The National Poetry Review
Jennifer Stewart Miller
HOODED MERGANSER
The bird by the water’s edge—
still alive
the first day my mother found it.
As she moved it into grass
above the tide line,
she was surprised
by the struggle still in it.
Hoping.
Come see how beautiful it is,
you should see
how beautiful
it is—
White feathery crest
on black head, elongate
dark beak, a hint of teeth.
Smallish body shaped like a dory.
Nearly eighty-five, my mother
gently turns the bird on its back—
black, with white breast, a fringe
of brown—
spreads the wings open
like a trench coat.
Our stolen look:
grey/white feathers
strung in three or maybe four rows.
Longest on the bottom.
This, their last flight.
My mother’s blue eyes
are a version of sky.
She wishes for a taxidermist.
I wish for a taxidermist.
Am I one?
My mother
re-pleats the wings.
THIS ONCE
An acrostic
Muffled against your twilight blue suit,
one hand on your shoulder, one curled
tight as ivy around your back, I’m swaying
here on the dance floor, alone with you for
ever—three whole minutes of it—and yes
recollecting everything, and not much, and yes,
son, I’m weeping, and yes, so too, my boy, my
oldest, so are you—I warned you, didn’t I,
no matter how many times I played this
damn country song I wept—The Chicks,
and Godspeed, little man, godspeed not a drop of
nuance, pure sweetness, these lyrics, your
cheek against my hair—hiding nothing,
either of us.
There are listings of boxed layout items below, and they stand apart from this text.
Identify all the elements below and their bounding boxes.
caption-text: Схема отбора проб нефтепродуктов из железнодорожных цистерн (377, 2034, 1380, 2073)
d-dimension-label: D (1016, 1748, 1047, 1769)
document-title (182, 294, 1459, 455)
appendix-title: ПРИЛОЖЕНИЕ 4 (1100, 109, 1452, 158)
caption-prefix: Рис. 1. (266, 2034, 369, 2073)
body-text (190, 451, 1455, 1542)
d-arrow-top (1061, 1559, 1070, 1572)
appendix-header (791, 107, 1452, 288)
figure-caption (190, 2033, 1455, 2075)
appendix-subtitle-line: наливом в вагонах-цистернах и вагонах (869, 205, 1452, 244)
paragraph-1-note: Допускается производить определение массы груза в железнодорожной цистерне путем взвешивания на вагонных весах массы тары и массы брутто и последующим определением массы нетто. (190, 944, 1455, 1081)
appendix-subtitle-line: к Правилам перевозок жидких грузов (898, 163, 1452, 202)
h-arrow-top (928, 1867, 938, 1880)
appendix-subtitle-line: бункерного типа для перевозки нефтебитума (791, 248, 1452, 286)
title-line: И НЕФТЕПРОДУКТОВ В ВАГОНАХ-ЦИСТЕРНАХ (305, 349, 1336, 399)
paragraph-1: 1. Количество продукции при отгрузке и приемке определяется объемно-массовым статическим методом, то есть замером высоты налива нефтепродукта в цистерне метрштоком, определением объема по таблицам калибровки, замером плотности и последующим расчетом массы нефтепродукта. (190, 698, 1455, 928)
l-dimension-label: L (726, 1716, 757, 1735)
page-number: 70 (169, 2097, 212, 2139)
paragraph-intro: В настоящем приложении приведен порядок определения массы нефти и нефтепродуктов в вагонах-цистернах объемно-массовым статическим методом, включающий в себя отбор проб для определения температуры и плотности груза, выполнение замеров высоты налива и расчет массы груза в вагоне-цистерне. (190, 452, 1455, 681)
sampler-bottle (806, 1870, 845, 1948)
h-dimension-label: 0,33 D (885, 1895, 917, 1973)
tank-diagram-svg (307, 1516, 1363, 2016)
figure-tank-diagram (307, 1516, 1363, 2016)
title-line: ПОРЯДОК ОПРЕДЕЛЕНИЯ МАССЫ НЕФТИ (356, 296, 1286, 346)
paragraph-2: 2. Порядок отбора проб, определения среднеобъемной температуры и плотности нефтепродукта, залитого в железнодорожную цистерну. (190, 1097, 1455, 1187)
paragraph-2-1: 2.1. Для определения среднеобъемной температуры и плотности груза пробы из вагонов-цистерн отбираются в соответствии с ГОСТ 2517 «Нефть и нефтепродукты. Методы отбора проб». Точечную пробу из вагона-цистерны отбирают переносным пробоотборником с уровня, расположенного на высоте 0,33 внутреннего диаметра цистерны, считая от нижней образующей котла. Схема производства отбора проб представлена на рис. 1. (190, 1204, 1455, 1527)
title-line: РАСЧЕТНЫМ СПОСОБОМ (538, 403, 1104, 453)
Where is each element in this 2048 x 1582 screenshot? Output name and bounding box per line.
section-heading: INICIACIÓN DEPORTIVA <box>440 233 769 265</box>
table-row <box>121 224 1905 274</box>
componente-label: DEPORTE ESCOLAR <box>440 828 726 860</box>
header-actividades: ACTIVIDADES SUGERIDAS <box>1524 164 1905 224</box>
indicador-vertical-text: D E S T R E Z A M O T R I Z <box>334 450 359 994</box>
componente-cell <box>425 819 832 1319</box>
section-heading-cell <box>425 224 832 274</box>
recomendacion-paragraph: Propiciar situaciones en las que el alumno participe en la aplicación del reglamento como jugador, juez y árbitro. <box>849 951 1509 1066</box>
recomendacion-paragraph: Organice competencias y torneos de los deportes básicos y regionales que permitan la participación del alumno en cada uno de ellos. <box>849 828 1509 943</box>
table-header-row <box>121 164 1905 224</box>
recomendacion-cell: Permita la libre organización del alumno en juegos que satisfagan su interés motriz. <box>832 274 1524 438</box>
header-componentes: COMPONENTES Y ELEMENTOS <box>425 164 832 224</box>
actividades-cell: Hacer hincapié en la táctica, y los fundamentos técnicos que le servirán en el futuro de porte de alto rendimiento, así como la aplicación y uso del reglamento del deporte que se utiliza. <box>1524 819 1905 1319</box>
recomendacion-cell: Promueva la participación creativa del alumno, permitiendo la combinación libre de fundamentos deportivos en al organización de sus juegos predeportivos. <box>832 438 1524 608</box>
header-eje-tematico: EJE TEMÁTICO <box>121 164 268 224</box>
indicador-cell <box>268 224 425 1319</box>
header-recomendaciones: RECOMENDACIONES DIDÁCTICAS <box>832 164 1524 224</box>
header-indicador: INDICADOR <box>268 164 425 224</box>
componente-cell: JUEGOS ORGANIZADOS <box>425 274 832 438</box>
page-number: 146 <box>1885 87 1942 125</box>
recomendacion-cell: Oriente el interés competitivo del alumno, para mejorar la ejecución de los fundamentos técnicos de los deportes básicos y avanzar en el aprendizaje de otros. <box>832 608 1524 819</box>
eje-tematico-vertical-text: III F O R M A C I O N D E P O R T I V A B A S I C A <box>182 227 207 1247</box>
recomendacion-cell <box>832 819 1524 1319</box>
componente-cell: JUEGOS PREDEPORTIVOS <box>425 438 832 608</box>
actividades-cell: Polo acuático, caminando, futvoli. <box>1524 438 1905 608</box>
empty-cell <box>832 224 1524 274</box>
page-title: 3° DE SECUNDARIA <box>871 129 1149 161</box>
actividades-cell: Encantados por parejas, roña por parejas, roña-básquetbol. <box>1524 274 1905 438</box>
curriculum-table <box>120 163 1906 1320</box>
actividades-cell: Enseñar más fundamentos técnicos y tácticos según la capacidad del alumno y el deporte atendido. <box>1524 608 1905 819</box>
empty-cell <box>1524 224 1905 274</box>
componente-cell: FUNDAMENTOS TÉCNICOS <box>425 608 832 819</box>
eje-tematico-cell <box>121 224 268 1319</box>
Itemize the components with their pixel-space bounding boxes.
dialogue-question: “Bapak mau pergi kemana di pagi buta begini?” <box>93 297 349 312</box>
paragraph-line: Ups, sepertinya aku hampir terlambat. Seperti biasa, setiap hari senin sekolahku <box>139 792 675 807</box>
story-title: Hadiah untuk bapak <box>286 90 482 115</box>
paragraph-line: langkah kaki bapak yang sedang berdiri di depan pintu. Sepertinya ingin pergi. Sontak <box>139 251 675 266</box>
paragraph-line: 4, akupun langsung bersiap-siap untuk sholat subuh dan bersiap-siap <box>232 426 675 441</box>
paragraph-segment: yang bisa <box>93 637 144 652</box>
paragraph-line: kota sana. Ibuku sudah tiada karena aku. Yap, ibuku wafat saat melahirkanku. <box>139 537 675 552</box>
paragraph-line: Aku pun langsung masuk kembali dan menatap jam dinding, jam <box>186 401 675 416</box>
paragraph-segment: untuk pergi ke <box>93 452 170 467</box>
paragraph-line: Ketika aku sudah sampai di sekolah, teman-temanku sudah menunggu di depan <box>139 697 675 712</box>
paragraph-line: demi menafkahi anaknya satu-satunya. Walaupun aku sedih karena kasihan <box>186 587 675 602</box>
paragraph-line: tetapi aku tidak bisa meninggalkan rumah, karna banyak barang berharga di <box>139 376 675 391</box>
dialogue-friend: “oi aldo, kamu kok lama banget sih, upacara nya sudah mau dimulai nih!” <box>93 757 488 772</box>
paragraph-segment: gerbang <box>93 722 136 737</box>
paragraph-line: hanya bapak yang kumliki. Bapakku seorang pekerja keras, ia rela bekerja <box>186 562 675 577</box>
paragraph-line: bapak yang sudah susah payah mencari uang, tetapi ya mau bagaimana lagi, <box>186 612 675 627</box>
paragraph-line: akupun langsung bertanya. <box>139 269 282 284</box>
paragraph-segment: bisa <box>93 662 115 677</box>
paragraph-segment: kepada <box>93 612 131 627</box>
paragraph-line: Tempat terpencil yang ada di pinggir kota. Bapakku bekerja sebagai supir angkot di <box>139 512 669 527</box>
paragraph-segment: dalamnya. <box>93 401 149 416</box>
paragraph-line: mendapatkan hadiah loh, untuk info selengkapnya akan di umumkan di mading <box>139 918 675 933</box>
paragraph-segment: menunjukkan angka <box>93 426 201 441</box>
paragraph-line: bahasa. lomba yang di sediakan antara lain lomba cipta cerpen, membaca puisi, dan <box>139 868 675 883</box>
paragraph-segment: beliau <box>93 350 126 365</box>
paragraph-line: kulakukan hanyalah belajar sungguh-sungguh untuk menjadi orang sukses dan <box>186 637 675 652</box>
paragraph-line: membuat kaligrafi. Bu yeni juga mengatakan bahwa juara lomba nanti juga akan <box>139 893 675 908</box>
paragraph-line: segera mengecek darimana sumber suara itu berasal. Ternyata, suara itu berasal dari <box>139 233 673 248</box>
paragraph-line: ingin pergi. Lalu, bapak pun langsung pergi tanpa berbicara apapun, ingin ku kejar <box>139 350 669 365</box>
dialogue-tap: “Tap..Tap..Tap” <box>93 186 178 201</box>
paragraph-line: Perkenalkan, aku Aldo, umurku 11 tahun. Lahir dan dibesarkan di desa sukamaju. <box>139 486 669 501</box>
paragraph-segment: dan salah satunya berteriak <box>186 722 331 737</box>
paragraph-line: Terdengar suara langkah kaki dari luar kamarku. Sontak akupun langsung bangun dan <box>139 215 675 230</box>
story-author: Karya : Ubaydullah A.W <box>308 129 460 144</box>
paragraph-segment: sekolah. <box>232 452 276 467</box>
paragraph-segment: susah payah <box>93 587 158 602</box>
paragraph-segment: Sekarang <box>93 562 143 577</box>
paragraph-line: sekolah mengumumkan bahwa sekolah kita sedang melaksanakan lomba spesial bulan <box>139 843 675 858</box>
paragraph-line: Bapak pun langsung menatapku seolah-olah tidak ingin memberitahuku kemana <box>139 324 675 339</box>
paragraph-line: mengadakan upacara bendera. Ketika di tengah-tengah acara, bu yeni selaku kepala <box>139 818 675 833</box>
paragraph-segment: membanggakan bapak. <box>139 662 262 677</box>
All the honey we hive.
JENNIFER STEWART MILLER’s book Thief (2021) won the 2020 Grayson Books Poetry Prize. She is also the author of A Fox Appears: A Biography of a Boy in Haiku (2015), and The Strangers Burial Ground (Seven Kitchens Press 2020). Her poems have received Pushcart Prize and Best of the Net Anthology nominations and appeared lately in Kestrel, The Night Heron Barks, RHINO, Spillway, Tar River Poetry, Verse Daily, and elsewhere.